J’écoutais récemment, sur France culture, la rediffusion d’une masterclass avec le grand anthropologue Philippe Descola. À la fin de l’émission, il évoquait ses rendez-vous avec les oiseaux qui venaient le saluer le matin, et aussi ses vieux amis les vers luisants…

“J’ai la chance de vivre dans la banlieue de Paris et d’avoir un jardin et, au fond du jardin, une petite maisonnette qui me sert de bureau. Toutes sortes d’animaux, notamment des oiseaux, viennent me visiter quotidiennement. J’éprouve un très grand plaisir à ce qu’ils viennent comme à un rendez-vous matinal pour me saluer… J’ai vu il y a quelques jours — ça m’a fait un très grand plaisir car elles n’étaient pas présentes auparavant — des tourterelles turques…. De la même façon, j’ai découvert les perroquets Amazone qui sont en train de coloniser les espaces urbains. Ce sont des animaux échappés à la captivité. La première fois que j’en ai vu un, j’étais absolument ébahi car ce sont des oiseaux qui me sont familiers du fait de mes recherches en Amazonie équatorienne. Et donc des petites choses comme ça sont très importantes pour moi …

Cet été, par exemple, ça a l’air anecdotique mais je n’en avais pas vu depuis longtemps, j’ai revu des vers luisants dont la population est en train de s’effondrer. Mais au moins j’ai vu qu’il y en avait encore quelques uns… J’ai l’impression de retrouver un vieil ami lorsque je vois un oiseau, un animal ou un insecte que j’ai pas vu depuis longtemps et qui est là, et qui continue à résister aux conditions désastreuses de vie qu’on leur fait”.

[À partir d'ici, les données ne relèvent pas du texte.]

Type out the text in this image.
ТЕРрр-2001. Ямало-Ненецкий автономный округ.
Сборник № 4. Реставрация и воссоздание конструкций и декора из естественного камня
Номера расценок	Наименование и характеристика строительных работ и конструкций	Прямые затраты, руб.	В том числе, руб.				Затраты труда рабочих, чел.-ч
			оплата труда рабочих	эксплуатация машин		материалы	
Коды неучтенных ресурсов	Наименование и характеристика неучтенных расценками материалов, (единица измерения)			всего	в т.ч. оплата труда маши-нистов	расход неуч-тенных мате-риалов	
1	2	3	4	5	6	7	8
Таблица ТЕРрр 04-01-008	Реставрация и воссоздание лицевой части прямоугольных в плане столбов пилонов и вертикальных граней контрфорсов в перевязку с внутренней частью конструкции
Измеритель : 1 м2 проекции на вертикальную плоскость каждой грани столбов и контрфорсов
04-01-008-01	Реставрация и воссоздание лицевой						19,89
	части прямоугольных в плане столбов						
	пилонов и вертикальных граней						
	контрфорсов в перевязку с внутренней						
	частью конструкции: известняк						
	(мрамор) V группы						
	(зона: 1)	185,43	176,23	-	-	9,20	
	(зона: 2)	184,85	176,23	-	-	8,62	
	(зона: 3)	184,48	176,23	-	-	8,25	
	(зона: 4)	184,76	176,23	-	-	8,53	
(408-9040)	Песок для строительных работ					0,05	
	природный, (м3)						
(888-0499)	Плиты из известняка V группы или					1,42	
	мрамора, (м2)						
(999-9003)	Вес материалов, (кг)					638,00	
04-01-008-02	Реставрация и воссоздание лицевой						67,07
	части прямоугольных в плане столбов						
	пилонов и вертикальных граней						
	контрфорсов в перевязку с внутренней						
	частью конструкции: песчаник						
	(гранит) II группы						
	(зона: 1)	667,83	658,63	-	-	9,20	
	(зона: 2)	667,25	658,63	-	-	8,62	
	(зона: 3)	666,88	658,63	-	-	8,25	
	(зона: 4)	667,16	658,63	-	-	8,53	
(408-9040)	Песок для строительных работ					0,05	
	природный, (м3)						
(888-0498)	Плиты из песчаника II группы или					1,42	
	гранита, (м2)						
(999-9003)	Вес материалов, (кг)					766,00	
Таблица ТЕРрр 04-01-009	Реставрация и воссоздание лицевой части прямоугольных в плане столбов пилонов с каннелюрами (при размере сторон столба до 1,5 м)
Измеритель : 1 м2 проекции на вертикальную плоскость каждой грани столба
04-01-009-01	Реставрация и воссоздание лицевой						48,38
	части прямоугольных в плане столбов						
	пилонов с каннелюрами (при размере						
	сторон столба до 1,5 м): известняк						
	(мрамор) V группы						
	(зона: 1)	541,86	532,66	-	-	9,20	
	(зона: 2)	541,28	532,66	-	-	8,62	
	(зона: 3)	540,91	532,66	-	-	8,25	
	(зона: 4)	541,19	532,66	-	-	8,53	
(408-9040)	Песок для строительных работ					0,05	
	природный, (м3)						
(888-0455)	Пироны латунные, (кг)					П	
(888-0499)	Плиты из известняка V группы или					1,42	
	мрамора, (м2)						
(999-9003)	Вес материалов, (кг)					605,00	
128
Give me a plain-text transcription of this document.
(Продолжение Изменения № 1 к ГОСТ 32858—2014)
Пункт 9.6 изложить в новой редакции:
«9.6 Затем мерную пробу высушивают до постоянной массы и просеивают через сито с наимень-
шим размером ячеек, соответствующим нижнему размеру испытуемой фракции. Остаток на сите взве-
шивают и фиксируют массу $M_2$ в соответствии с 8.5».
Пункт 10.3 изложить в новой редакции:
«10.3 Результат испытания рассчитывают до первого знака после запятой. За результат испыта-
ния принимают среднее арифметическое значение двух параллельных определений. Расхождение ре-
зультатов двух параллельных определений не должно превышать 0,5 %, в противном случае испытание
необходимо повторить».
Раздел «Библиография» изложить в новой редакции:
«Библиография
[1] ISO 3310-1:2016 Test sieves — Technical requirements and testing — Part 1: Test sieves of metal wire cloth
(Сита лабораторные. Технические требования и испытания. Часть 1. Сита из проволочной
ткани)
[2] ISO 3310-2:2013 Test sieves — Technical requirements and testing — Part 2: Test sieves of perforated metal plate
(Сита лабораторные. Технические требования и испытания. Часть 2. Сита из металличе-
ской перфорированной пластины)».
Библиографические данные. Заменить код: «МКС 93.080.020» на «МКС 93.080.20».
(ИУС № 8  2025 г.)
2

Ces lumières agressives du monde moderne qui empêchent de contempler les étoiles de l’univers et de voir les vers luisants :

Swami Prajnanpad, (cité par Sumangal Prakash) : “Rabindranah Tagore vivait à l’époque dans une maison flottante qu’il possédait au Bengale oriental. C’était tard dans la nuit, et il était très occupé à écrire à la lumière d’une bougie… Après avoir terminé, il éteignit sa bougie et se laissa aller dans son fauteuil, regardant le ciel. Immédiatement, il se trouva face à face avec un ciel illuminé par le clair de lune. C’était la pleine lune et, pendant longtemps, il ne s’en était pas rendu compte. Tout autour de lui, autour de la petite cabane, l’univers entier était illuminé.
“Quel fou j’ai été” pensa t-il “d’avoir manqué cette merveille pendant si longtemps !”. C’est simplement quand la lumière de la bougie a été éteinte qu’il a pu découvrir le vaste océan de lumière qui avait été là pendant tout ce temps”…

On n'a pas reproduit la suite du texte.